In a review of the amended Banning Lewis Ranch annexation agreement, the City Auditor's Office notes the city will require only 205 acres of parkland to be dedicated by developers, less than half the 549 acres required under the city's Park Land Dedication Ordinance, and less than the 340 acres required by the Park System's Master Plan. The report was released on March 16 and raises questions about the new agreement, though an economic development study by consultant TischlerBise showed the city would gain a net $49 million over 30 years in tax money and fees if 7,400 acres of the 20,000-acre ranch — annexed in 1988 — are developed.

Regarding police and fire fees, Auditor Denny Nester reports the TischlerBise study contained "no supporting data or basis for the Agreement's police ($677) and fire ($1,631) fees." Those fees, to be charged per acre, are the same as those of other annexation agreements that require police and fire fees, but "do not cover the full cost of land acquisition, construction, and initial outfitting of the required police and fire stations," Nester's report says.

Moreover, it notes, the agreement will allow developers to pay those fees when they obtain building permits, whereas previous annexation agreements required payment upon annexation or plat recording.

"The need to construct police and fire facilities may occur earlier than when future building permits are issued," the auditor report says.
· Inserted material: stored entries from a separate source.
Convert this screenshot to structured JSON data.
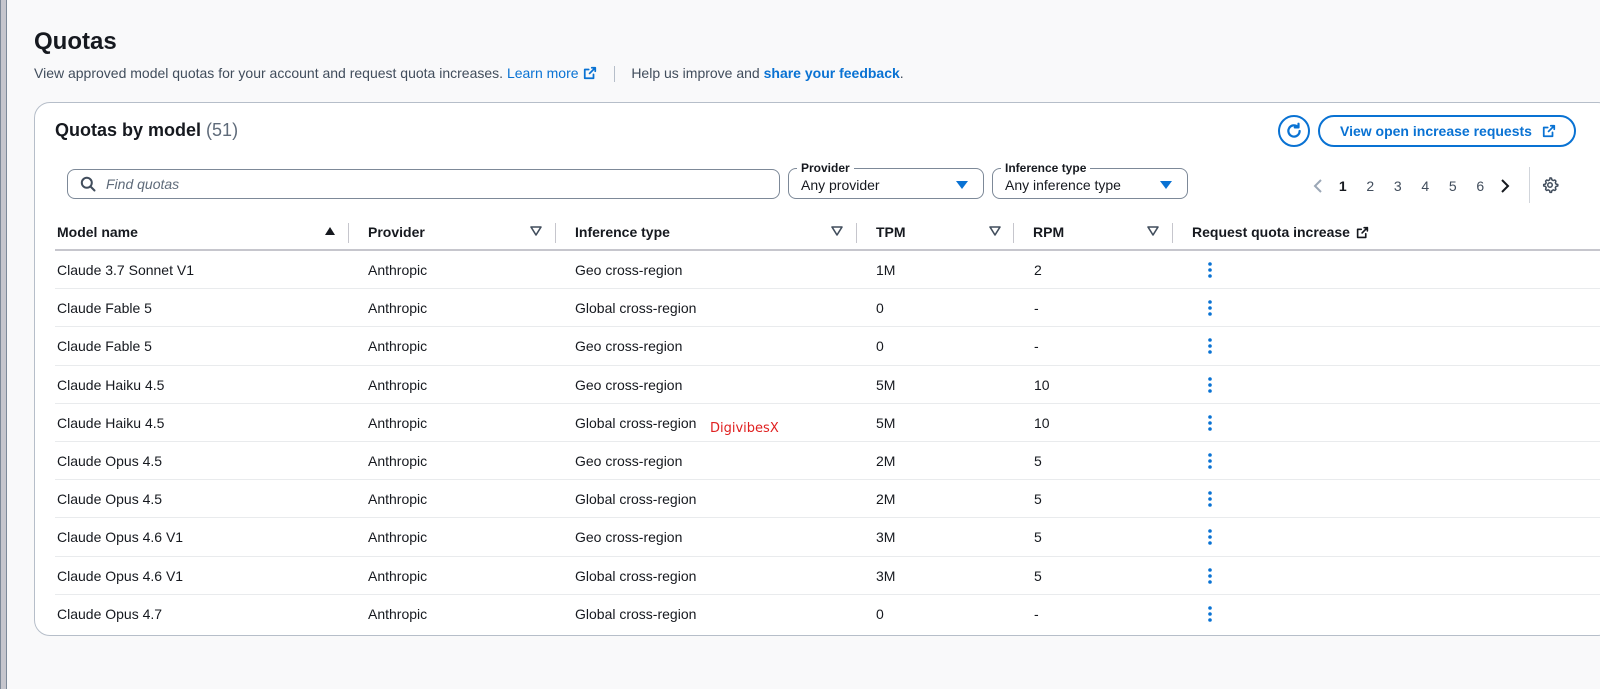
{
  "page": {
    "title": "Quotas",
    "description": "View approved model quotas for your account and request quota increases.",
    "learn_more": "Learn more",
    "help_text": "Help us improve and",
    "feedback_link": "share your feedback",
    "feedback_period": "."
  },
  "container": {
    "title": "Quotas by model",
    "count": "(51)",
    "view_requests_label": "View open increase requests"
  },
  "search": {
    "placeholder": "Find quotas"
  },
  "filters": {
    "provider": {
      "label": "Provider",
      "value": "Any provider"
    },
    "inference": {
      "label": "Inference type",
      "value": "Any inference type"
    }
  },
  "pagination": {
    "pages": [
      "1",
      "2",
      "3",
      "4",
      "5",
      "6"
    ],
    "current": "1"
  },
  "table": {
    "headers": {
      "model": "Model name",
      "provider": "Provider",
      "inference": "Inference type",
      "tpm": "TPM",
      "rpm": "RPM",
      "request": "Request quota increase"
    },
    "rows": [
      {
        "model": "Claude 3.7 Sonnet V1",
        "provider": "Anthropic",
        "inference": "Geo cross-region",
        "tpm": "1M",
        "rpm": "2"
      },
      {
        "model": "Claude Fable 5",
        "provider": "Anthropic",
        "inference": "Global cross-region",
        "tpm": "0",
        "rpm": "-"
      },
      {
        "model": "Claude Fable 5",
        "provider": "Anthropic",
        "inference": "Geo cross-region",
        "tpm": "0",
        "rpm": "-"
      },
      {
        "model": "Claude Haiku 4.5",
        "provider": "Anthropic",
        "inference": "Geo cross-region",
        "tpm": "5M",
        "rpm": "10"
      },
      {
        "model": "Claude Haiku 4.5",
        "provider": "Anthropic",
        "inference": "Global cross-region",
        "tpm": "5M",
        "rpm": "10"
      },
      {
        "model": "Claude Opus 4.5",
        "provider": "Anthropic",
        "inference": "Geo cross-region",
        "tpm": "2M",
        "rpm": "5"
      },
      {
        "model": "Claude Opus 4.5",
        "provider": "Anthropic",
        "inference": "Global cross-region",
        "tpm": "2M",
        "rpm": "5"
      },
      {
        "model": "Claude Opus 4.6 V1",
        "provider": "Anthropic",
        "inference": "Geo cross-region",
        "tpm": "3M",
        "rpm": "5"
      },
      {
        "model": "Claude Opus 4.6 V1",
        "provider": "Anthropic",
        "inference": "Global cross-region",
        "tpm": "3M",
        "rpm": "5"
      },
      {
        "model": "Claude Opus 4.7",
        "provider": "Anthropic",
        "inference": "Global cross-region",
        "tpm": "0",
        "rpm": "-"
      }
    ]
  },
  "watermark": "DigivibesX",
  "colors": {
    "link": "#0972d3",
    "text": "#16191f",
    "muted": "#5f6b7a",
    "border": "#b6bec9",
    "watermark": "#e02020"
  },
  "icons": [
    "external-link-icon",
    "refresh-icon",
    "search-icon",
    "caret-down-icon",
    "chevron-left-icon",
    "chevron-right-icon",
    "settings-icon",
    "sort-ascending-icon",
    "sort-icon",
    "more-actions-icon"
  ]
}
Not only could the delay in collections "stress" city funds for capital projects, but the timing "would increase the administrative cost and impact City cash flow," the audit report says.

City management's response to the parks finding noted the parkland ordinance and master plans are being updated. City management called the public safety fees "appropriate."

The ranch has sat largely undeveloped due to what developers consider overly demanding public infrastructure requirements, envisioned in 1988 as a way to make development pay for itself. Council is due to vote April 10 on the proposed agreement.